Location. Gaillardia is in northwest OKC, accessible via the Kilpatrick Turnpike and positioned near the Gaillardia development's restaurants and retail. If you live or work south or east of downtown OKC, commute time to Gaillardia (20-30 minutes from Midtown or Bricktown) may outweigh convenience versus clubs closer to your home.
Skill level match. If you're a beginner, Gaillardia's difficulty and membership cost are likely mismatched to your needs; public courses like Lincoln Park serve that stage better. If you shoot consistently in the 70s or better, Gaillardia offers enough challenge to keep your interest long-term.
Budget for the full picture. Initiation plus three years of dues approaches $25,000 to $35,000. If your annual golf budget is under $3,000, membership doesn't pencil out. If it's $8,000 to $12,000, membership becomes the more economical path.

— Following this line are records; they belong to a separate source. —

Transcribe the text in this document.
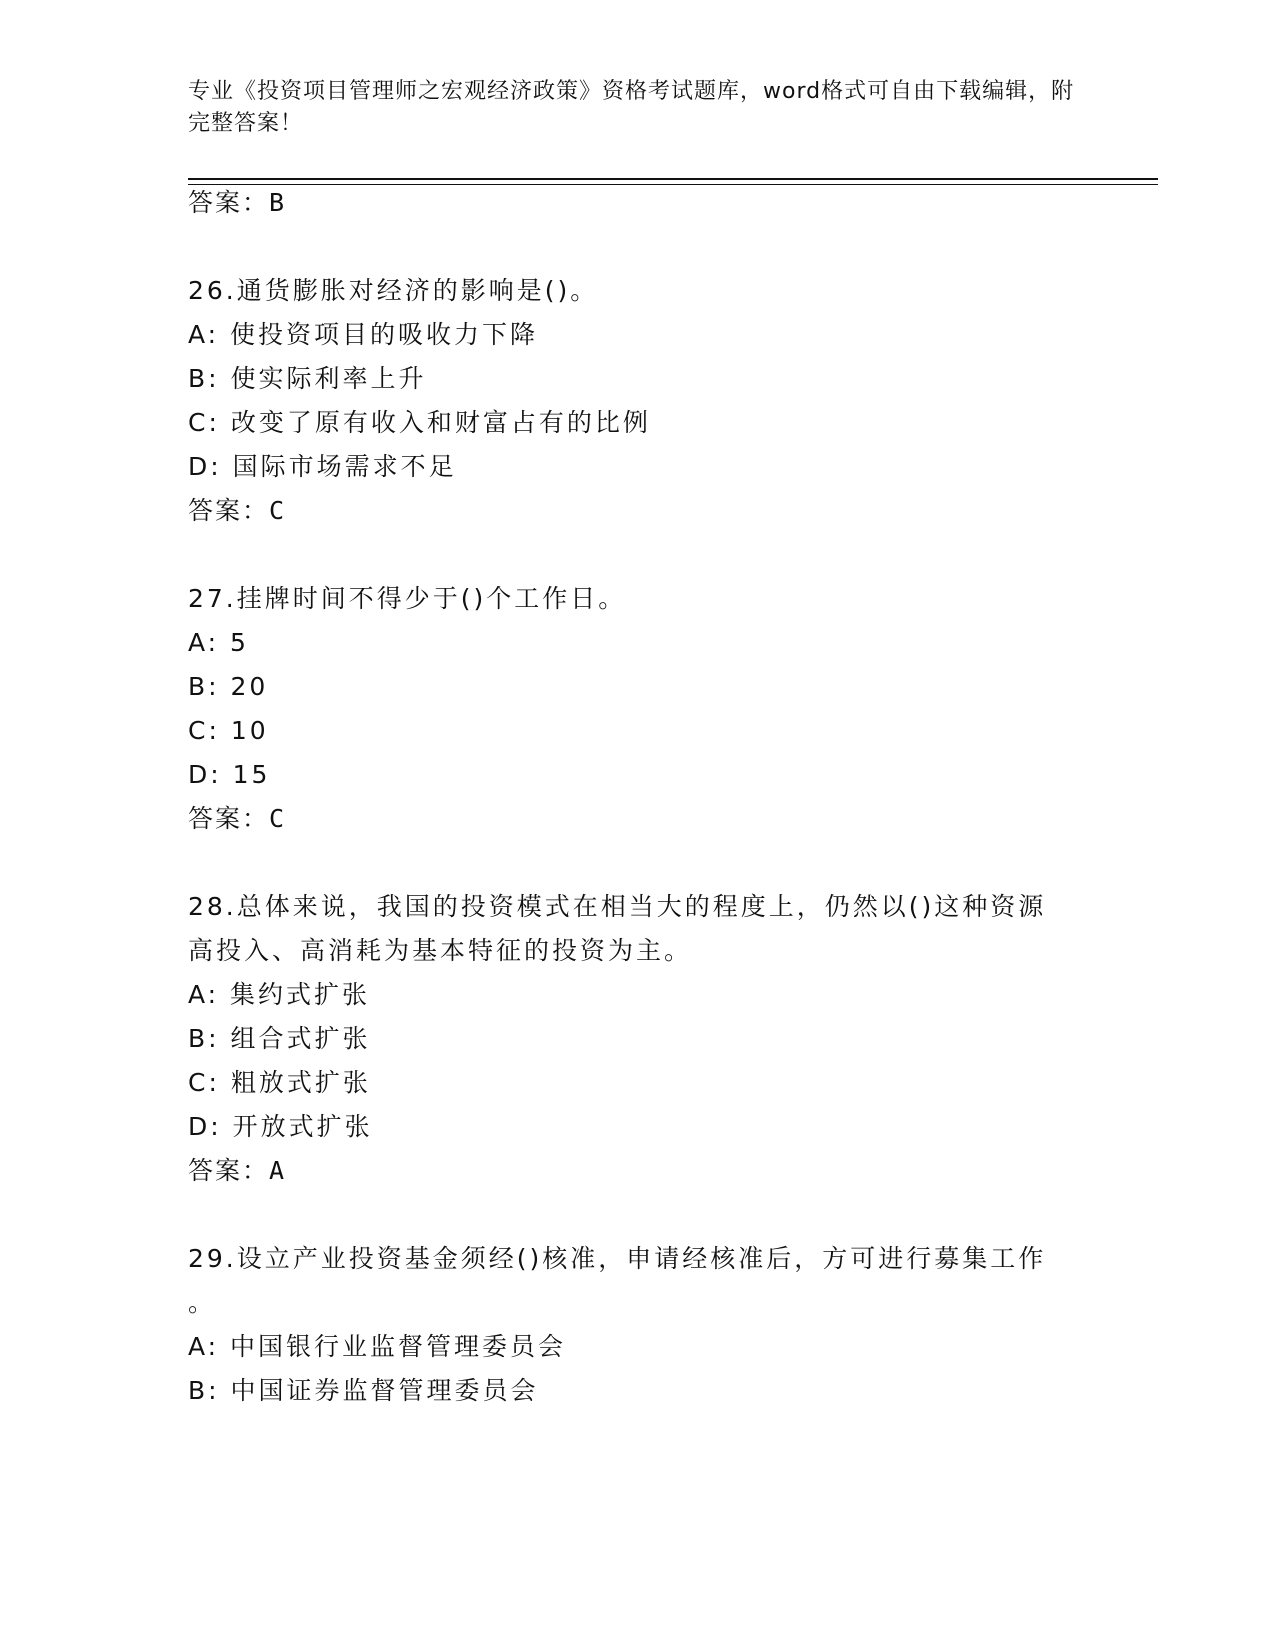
专业《投资项目管理师之宏观经济政策》资格考试题库，word格式可自由下载编辑，附完整答案！
答案：B
26.通货膨胀对经济的影响是()。
A: 使投资项目的吸收力下降
B: 使实际利率上升
C: 改变了原有收入和财富占有的比例
D: 国际市场需求不足
答案：C
27.挂牌时间不得少于()个工作日。
A: 5
B: 20
C: 10
D: 15
答案：C
28.总体来说，我国的投资模式在相当大的程度上，仍然以()这种资源
高投入、高消耗为基本特征的投资为主。
A: 集约式扩张
B: 组合式扩张
C: 粗放式扩张
D: 开放式扩张
答案：A
29.设立产业投资基金须经()核准，申请经核准后，方可进行募集工作
。
A: 中国银行业监督管理委员会
B: 中国证券监督管理委员会
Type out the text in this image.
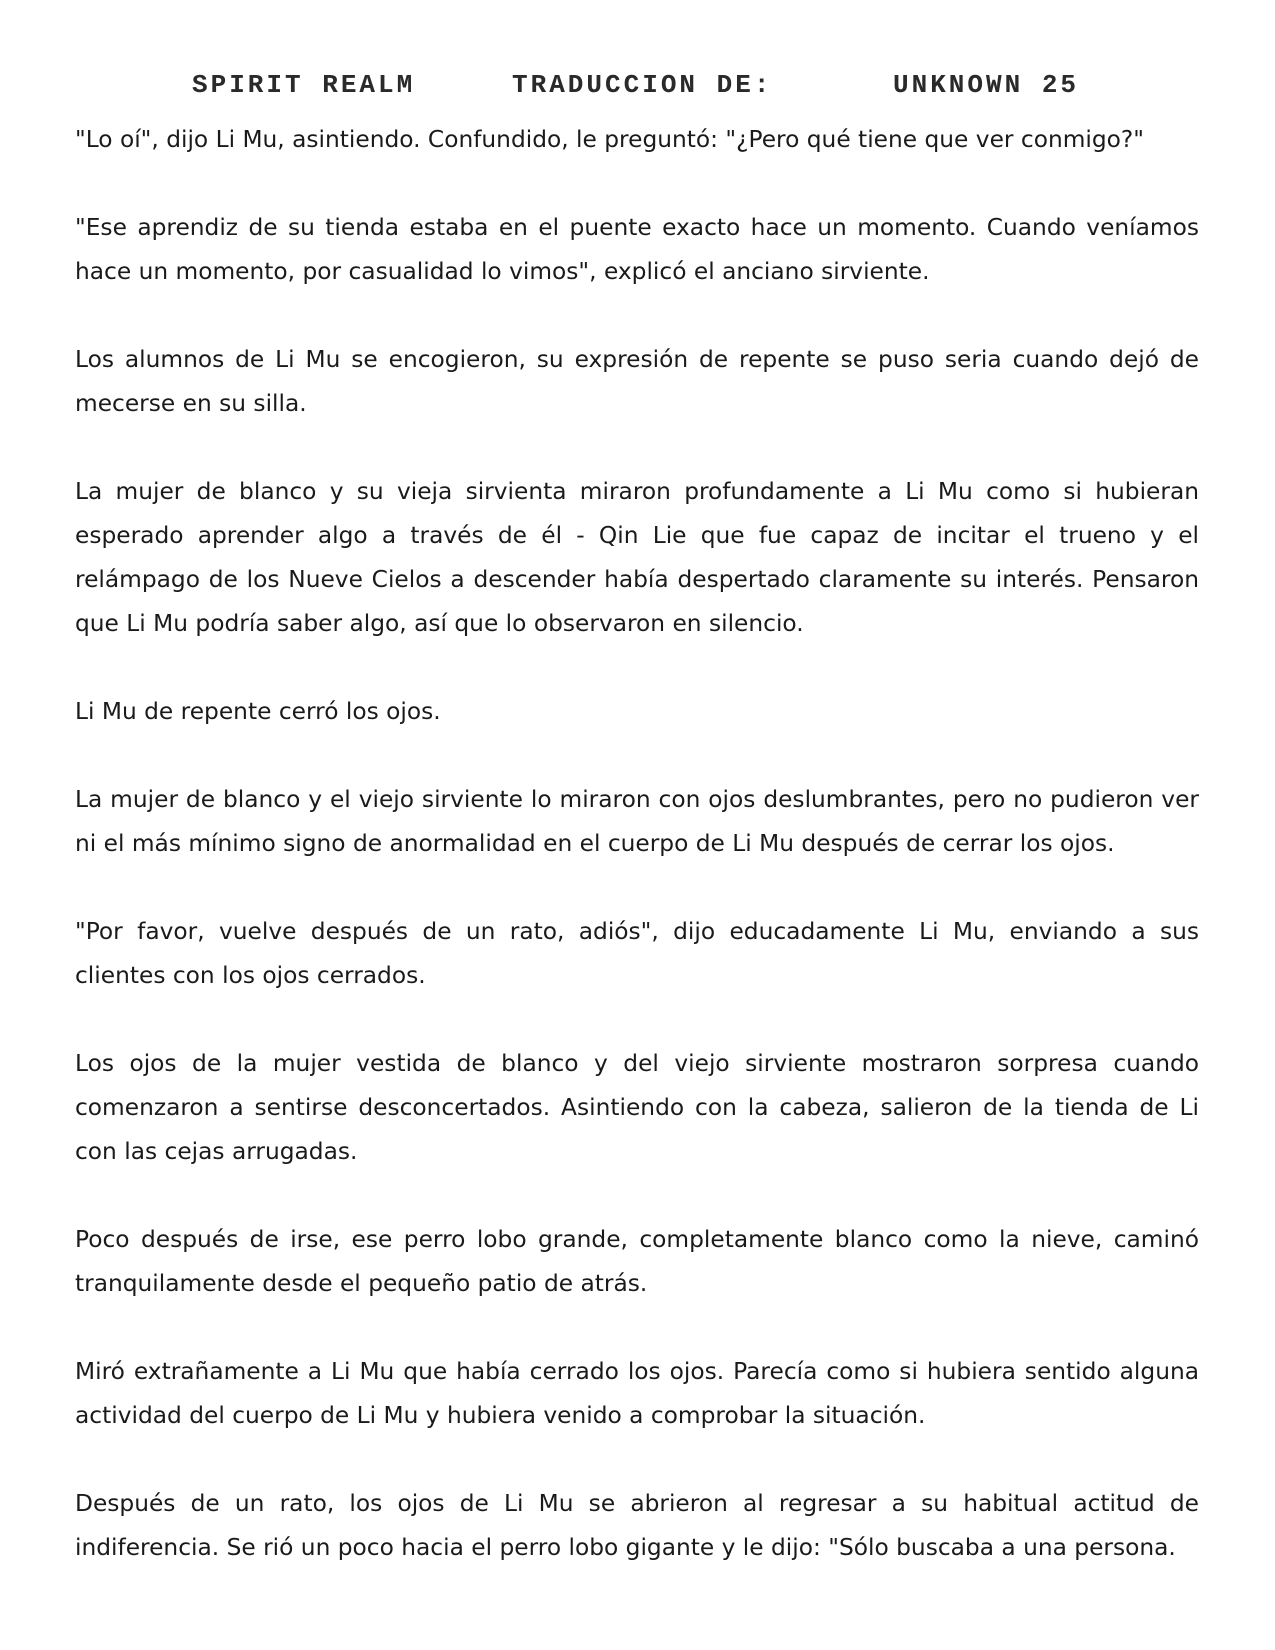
SPIRIT REALM	TRADUCCION DE:	UNKNOWN 25

"Lo oí", dijo Li Mu, asintiendo. Confundido, le preguntó: "¿Pero qué tiene que ver conmigo?"

"Ese aprendiz de su tienda estaba en el puente exacto hace un momento. Cuando veníamos hace un momento, por casualidad lo vimos", explicó el anciano sirviente.

Los alumnos de Li Mu se encogieron, su expresión de repente se puso seria cuando dejó de mecerse en su silla.

La mujer de blanco y su vieja sirvienta miraron profundamente a Li Mu como si hubieran esperado aprender algo a través de él - Qin Lie que fue capaz de incitar el trueno y el relámpago de los Nueve Cielos a descender había despertado claramente su interés. Pensaron que Li Mu podría saber algo, así que lo observaron en silencio.

Li Mu de repente cerró los ojos.

La mujer de blanco y el viejo sirviente lo miraron con ojos deslumbrantes, pero no pudieron ver ni el más mínimo signo de anormalidad en el cuerpo de Li Mu después de cerrar los ojos.

"Por favor, vuelve después de un rato, adiós", dijo educadamente Li Mu, enviando a sus clientes con los ojos cerrados.

Los ojos de la mujer vestida de blanco y del viejo sirviente mostraron sorpresa cuando comenzaron a sentirse desconcertados. Asintiendo con la cabeza, salieron de la tienda de Li con las cejas arrugadas.

Poco después de irse, ese perro lobo grande, completamente blanco como la nieve, caminó tranquilamente desde el pequeño patio de atrás.

Miró extrañamente a Li Mu que había cerrado los ojos. Parecía como si hubiera sentido alguna actividad del cuerpo de Li Mu y hubiera venido a comprobar la situación.

Después de un rato, los ojos de Li Mu se abrieron al regresar a su habitual actitud de indiferencia. Se rió un poco hacia el perro lobo gigante y le dijo: "Sólo buscaba a una persona.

Social fit. Visit as a guest at least once before committing. The membership makeup, age range, and atmosphere of any private club matter for long-term satisfaction. Gaillardia's demographic skews toward established professionals and business owners; if that network matters to you, membership gains value beyond just golf.
Contact Gaillardia's membership office directly to inquire about current initiation fees, waiting list status, and the specific membership categories available. Ask whether trial memberships or reduced-rate introductory periods exist. If you know a current member, request a guest round to assess course fit firsthand. If you don't, compare rates and difficulty at public courses in the OKC metro (particularly The Lakes and Karsten Creek) to establish your baseline for what you value in a course.